During our time together Khamis was at pains to stress that the people living in the nearby Israeli colonies are not ordinary citizens or naïve pawns in a political game being manipulated by their government. They include several members of the Israeli parliament and a government minister.
The siege of Khan al-Ahmar is clearly an intricate part of an Israeli military strategy. The annexation of this area renders the negotiated two-state solution virtually impossible as it would cut East Jerusalem off from the rest of the West Bank and signal the end of any hope of a future Palestinian state.

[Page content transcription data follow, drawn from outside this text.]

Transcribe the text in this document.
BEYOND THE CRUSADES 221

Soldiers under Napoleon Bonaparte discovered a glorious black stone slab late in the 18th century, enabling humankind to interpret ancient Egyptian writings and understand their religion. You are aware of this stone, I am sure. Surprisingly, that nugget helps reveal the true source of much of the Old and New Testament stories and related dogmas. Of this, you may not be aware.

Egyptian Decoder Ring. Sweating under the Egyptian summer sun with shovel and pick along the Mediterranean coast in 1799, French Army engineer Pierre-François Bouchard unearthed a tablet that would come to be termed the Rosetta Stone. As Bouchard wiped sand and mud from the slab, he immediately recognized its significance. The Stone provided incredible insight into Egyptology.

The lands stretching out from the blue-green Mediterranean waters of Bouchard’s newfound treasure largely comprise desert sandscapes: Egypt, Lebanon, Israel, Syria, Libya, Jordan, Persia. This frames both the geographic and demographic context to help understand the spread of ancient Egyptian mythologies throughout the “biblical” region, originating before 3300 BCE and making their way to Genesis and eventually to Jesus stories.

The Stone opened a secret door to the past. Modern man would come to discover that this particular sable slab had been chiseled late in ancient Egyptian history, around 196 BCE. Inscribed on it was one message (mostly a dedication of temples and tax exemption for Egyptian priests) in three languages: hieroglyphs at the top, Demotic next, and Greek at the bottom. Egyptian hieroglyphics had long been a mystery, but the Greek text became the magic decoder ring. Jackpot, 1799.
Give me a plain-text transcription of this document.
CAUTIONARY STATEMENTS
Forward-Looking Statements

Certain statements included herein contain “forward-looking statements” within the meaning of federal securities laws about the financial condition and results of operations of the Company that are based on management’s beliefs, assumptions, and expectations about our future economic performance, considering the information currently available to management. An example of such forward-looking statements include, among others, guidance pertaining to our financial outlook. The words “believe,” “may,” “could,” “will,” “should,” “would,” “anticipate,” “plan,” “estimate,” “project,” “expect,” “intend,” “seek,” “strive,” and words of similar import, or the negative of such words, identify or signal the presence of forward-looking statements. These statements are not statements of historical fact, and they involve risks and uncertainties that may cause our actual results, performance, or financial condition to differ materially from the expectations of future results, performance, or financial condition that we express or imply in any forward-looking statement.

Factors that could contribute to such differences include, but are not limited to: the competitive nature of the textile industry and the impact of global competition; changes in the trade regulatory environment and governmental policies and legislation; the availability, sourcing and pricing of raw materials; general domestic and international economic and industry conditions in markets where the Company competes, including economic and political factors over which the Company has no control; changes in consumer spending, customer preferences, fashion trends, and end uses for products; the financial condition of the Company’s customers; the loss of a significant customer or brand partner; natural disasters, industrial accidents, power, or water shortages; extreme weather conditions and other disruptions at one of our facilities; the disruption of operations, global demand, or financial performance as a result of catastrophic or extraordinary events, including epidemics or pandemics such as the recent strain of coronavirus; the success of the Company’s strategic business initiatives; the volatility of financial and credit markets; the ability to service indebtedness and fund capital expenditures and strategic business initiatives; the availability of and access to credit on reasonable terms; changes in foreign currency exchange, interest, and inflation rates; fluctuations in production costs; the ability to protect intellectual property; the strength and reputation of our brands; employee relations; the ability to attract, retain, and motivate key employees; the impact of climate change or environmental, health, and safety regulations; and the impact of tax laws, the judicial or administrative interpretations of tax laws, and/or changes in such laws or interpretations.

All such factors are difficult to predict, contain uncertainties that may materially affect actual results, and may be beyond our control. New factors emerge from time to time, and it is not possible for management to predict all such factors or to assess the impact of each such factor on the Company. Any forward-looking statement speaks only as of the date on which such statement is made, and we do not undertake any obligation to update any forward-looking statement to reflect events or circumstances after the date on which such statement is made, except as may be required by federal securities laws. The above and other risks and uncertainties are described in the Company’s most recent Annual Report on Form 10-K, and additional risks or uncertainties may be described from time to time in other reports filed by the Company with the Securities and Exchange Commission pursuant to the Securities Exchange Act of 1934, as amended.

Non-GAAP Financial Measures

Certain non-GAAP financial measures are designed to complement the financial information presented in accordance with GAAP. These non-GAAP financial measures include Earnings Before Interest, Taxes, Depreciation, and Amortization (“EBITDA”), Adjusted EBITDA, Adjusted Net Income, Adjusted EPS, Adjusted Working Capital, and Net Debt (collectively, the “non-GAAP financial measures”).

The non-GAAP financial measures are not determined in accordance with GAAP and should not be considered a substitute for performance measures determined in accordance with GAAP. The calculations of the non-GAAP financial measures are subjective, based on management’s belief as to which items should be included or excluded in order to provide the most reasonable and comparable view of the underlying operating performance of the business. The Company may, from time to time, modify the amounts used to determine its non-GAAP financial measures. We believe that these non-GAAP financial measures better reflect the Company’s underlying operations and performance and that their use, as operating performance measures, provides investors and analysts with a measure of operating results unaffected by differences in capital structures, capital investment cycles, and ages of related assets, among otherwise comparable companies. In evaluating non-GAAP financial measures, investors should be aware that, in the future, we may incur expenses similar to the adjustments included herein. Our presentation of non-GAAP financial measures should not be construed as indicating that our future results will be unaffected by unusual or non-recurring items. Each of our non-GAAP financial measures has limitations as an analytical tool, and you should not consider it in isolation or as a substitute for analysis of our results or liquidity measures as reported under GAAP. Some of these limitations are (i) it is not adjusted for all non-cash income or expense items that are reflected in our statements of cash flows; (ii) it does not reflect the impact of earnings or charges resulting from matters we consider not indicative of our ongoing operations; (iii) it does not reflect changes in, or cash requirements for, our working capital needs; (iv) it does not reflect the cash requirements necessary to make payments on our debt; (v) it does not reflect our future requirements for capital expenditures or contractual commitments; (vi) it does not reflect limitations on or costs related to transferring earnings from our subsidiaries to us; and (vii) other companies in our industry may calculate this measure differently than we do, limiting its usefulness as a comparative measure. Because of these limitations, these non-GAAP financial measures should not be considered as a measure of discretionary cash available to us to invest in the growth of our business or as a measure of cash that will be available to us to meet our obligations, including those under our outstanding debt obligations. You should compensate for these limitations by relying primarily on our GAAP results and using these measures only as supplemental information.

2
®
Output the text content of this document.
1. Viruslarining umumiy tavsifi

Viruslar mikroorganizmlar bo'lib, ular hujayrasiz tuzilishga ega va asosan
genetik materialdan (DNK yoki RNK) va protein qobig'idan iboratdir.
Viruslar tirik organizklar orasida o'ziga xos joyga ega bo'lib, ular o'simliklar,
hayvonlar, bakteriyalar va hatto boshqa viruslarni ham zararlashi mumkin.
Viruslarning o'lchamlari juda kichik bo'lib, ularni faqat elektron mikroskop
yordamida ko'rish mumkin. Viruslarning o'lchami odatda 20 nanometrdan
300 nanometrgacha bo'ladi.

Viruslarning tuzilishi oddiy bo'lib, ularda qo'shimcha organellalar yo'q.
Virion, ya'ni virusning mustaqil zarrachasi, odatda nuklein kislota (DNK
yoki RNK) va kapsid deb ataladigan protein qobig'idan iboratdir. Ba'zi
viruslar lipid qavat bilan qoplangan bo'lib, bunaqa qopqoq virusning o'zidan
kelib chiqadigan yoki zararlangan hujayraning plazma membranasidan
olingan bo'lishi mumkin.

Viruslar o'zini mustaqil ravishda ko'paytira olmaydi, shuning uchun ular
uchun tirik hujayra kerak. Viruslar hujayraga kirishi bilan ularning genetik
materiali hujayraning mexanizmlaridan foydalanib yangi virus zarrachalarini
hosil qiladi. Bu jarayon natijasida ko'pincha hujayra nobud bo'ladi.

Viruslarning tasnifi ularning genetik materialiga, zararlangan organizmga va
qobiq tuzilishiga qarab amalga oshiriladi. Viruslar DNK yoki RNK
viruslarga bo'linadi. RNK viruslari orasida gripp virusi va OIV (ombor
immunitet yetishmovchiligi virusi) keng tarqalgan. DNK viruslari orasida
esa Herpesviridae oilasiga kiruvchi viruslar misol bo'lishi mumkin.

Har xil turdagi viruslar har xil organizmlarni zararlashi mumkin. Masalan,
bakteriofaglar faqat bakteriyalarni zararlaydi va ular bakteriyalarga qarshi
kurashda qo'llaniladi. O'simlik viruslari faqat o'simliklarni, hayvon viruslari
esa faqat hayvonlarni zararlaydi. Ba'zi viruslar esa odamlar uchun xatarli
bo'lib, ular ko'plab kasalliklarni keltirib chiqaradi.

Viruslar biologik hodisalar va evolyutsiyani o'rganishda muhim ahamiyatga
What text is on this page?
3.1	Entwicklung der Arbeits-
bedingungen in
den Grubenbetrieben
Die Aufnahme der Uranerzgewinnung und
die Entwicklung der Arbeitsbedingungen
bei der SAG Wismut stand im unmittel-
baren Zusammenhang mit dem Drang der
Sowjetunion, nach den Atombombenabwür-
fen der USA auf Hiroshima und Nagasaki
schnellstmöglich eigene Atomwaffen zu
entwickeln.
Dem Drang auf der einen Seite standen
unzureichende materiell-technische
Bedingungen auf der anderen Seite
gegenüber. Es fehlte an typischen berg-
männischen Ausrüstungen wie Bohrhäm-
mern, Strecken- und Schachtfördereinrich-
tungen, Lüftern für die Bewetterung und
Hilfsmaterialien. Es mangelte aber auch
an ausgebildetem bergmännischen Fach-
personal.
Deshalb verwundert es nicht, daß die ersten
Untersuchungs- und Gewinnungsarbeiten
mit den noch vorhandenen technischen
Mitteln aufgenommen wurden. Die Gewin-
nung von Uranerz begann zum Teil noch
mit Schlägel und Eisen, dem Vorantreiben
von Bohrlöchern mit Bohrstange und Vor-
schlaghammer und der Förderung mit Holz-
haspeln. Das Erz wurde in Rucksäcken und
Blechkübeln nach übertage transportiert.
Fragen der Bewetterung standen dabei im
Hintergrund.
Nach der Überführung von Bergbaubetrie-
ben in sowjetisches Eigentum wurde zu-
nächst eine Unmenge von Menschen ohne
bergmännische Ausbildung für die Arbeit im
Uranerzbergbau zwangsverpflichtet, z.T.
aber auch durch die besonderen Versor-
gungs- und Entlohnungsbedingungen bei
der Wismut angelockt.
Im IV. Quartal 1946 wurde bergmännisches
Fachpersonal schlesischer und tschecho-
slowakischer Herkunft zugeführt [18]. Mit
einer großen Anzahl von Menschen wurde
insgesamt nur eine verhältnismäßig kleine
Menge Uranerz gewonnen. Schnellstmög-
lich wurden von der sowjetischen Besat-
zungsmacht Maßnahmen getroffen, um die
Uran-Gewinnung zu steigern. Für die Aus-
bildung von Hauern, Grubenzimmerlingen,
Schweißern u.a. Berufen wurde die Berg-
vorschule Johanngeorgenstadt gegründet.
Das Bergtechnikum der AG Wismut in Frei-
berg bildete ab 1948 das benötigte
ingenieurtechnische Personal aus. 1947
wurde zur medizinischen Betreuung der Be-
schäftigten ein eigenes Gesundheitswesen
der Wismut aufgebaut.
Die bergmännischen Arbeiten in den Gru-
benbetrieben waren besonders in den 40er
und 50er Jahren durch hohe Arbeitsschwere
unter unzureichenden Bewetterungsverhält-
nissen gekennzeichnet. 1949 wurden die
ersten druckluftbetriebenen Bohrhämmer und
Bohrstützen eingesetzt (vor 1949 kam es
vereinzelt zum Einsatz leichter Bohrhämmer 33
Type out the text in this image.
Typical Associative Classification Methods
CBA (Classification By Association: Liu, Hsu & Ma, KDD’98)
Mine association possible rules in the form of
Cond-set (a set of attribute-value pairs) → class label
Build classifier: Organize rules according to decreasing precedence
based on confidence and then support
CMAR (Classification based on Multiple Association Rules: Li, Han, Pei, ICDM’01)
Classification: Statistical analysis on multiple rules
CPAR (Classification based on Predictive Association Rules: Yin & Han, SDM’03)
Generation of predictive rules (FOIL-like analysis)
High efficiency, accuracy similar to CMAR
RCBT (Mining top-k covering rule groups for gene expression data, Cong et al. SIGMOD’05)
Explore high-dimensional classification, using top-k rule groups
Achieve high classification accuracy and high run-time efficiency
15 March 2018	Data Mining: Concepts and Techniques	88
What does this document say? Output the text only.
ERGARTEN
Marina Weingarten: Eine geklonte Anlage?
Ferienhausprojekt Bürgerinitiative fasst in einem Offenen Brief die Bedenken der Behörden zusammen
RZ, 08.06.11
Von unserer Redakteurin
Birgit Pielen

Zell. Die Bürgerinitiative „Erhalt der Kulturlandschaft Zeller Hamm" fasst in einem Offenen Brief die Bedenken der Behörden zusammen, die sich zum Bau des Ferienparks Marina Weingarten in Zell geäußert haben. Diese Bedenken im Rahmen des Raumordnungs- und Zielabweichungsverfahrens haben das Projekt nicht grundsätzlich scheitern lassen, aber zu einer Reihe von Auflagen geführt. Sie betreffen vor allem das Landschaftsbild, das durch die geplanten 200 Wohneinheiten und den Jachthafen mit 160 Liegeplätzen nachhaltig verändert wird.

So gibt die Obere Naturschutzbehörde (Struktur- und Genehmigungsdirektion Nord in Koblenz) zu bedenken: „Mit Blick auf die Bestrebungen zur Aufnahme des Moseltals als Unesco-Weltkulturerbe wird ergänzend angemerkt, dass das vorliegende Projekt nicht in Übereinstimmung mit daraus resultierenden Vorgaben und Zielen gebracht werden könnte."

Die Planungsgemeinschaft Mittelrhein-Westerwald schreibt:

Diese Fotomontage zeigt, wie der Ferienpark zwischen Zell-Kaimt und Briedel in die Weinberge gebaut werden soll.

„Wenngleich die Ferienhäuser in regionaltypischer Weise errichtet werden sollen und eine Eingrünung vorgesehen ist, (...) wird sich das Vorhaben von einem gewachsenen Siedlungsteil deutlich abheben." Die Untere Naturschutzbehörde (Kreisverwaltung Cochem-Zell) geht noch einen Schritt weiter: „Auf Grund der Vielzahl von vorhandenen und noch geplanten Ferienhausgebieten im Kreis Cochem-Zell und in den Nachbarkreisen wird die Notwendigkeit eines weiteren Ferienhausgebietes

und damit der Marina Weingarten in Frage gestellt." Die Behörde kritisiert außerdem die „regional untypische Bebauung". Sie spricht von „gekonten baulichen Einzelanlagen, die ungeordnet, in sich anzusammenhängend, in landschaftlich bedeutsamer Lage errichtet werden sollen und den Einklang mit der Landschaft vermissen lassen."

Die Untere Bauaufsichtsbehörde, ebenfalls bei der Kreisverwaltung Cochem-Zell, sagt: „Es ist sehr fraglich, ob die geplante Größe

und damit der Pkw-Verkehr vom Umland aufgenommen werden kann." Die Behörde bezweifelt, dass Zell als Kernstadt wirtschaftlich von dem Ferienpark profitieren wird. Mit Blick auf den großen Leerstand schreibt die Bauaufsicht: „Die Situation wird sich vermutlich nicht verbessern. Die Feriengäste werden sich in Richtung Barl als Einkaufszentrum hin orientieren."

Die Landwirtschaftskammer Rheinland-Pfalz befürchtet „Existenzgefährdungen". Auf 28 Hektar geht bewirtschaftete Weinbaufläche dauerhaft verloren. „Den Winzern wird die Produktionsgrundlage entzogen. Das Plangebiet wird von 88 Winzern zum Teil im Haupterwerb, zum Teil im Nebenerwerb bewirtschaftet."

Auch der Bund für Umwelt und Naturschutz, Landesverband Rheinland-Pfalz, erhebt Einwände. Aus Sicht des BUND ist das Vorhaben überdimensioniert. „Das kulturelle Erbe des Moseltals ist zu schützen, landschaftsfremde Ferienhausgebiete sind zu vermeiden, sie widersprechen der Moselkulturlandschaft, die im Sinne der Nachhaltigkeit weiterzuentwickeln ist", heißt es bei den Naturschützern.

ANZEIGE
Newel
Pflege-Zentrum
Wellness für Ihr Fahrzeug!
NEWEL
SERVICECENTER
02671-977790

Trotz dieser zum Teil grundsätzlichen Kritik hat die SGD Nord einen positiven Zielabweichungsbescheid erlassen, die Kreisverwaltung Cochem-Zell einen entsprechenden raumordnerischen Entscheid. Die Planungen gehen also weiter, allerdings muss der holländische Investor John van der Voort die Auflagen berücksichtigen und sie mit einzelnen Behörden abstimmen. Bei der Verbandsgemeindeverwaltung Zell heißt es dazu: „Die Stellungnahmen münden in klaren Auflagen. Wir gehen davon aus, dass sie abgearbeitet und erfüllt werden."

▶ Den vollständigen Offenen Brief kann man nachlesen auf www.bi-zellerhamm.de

According to the U.N. Office of Coordination for Humanitarian Affairs (OCHA) recent years have seen Israel aggressively escalating the demolition of Palestinian homes. Palestinian farming and shepherding communities are dotted all over the West Bank. The Israeli authorities are implementing a policy aimed at driving these communities out. The aim being to make living conditions intolerable and force residents to leave, ostensibly of their own volition.
Khamis explains that part of this policy is the refusal by Israeli authorities to grant permits for any construction of residential or public structures in communities like Khan al-Ahmar, whilst also refusing access to water and electricity or planning permission for paved access roads to the communities.
When, in the absence of any other alternative, residents build without permits, the authorities move in and demolish the “illegal” structures. In many of the local communities, families have had their homes demolished several times over.
The Israelis also destroy infrastructure laid or installed by the residents themselves – such as wells, roads and solar panels for generating electricity – and confiscate water tanks or cut water pipes.
The children of Khan al-Ahmar seem oblivious to the chaos surrounding them and are curious about their visitors but respectfully keep their distance whilst the grown-ups talk. If the village is torn down, children from the entire area, not just from Khan al-Ahmar, will lose their school and without it, they will have no access to basic education.
The international pressure on Israel has grown steadily as the struggle for Khan al-Ahmar continues. Last week the European Parliament passed a resolution stating that the demolition of Khan al-Ahmar and the forcible transfer of its residents would constitute a grave breach of international humanitarian law and a violation of the Fourth Geneva Convention – in other words, a war crime.
Israel has, been repeatedly, systemically and blatantly violating the human rights of the residents of these communities for decades. It is a policy that runs counter to international humanitarian law and it needs to be confronted by the international community. And it needs to be confronted – now.
Yesterday the Israeli military served yet another threat to the people of Khan al-Ahmar in the form of a letter stating: “You have until 1st October to demolish your homes and the army is willing to help you with transportation. if you don’t the authority will enforce demolition.”
More international pressure is clearly needed. Time is running out for the children of Khan al-Amhar. Make your voice heard. Contact your Ministry for Foreign Affairs and express your concern. Contact the Israeli embassy if you feel that is appropriate. Talk to your elected representatives and urge them to do the same. Do you what you feel is right but please do not let this massive injustice pass by unnoticed.